London-listed Vedanta Resources came under further pressure over ethics as Britain's Church of England said it was selling all its shares in the company, worth around £3.8 million.

“We are not satisfied that Vedanta has shown, or is likely in future to show, the level of respect for human rights and local communities that we expect of companies in whom the Church investing bodies hold shares,” said Mr John Reynolds, the chairman of the Church's Economic Investment Advisory Group, which acts as the main advisor to the Church Commissioners and the Church of England Pensions Board.
He said that the company had begun to examine its position in Vedanta following allegations about Vedanta's alumina refinery in Lanjigarh, Orissa, as well as its project in the Niyamgiri Hills.

“The Church's unprecedented and very welcome decision sends a strong signal to companies that trample on tribal people's rights: we will not bankroll your abuses,” said Mr Stephen Corry, Director of Survival International, an international organisation supporting tribal people.

The Church of England's disinvestment follows similar moves by foreign organisations, including the Norwegian Government, which sold its $13-million stake in 2007, and Martin Currie Investments which sold its £2.3-million stake in 2009. BP has also cut its stake in the company.

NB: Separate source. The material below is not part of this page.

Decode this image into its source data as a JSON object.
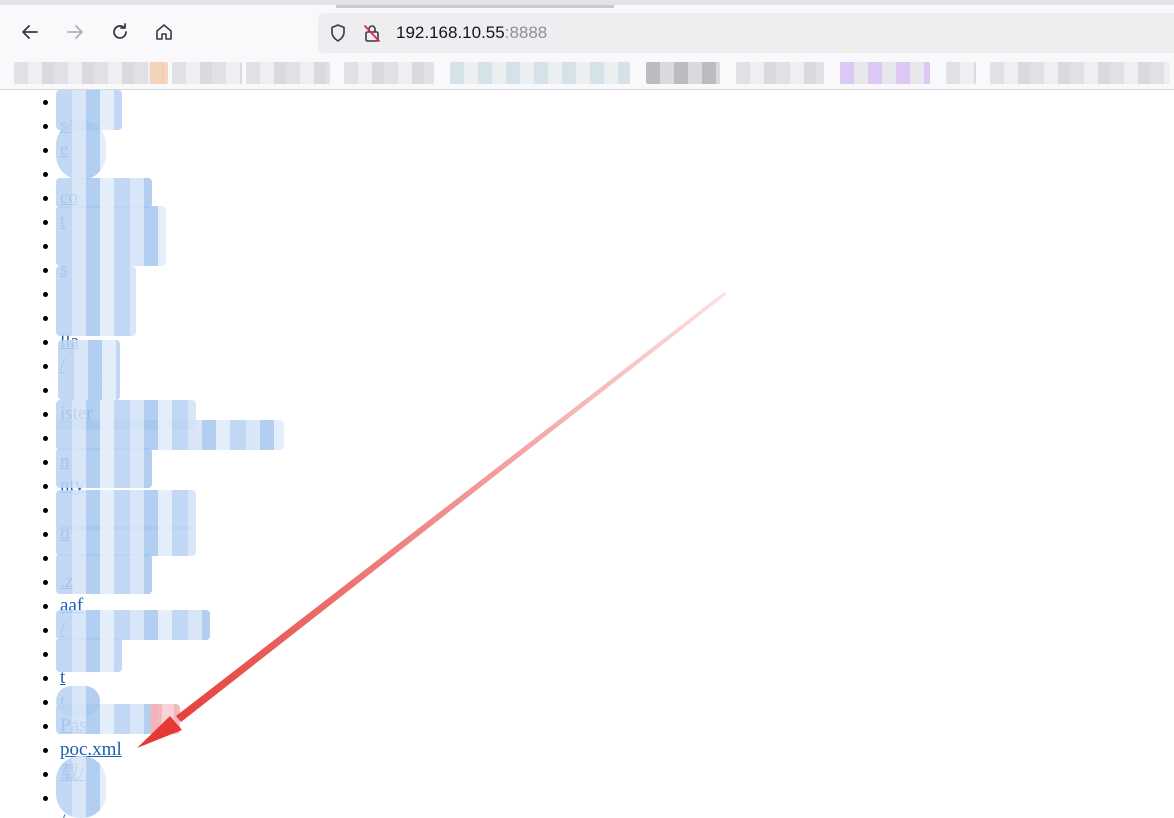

Shares of Vedanta Resources fell steeply in London on Friday and were down over 3 per cent in the afternoon, well below the rest of the mining sector. The company was not available for comment at the time of publication.

Vedanta is currently mired in a number of controversies – in November, a number of officials were arrested at Bharat Aluminium Co plant in Chhattisgarh after the collapse of a chimney killed over 40 people.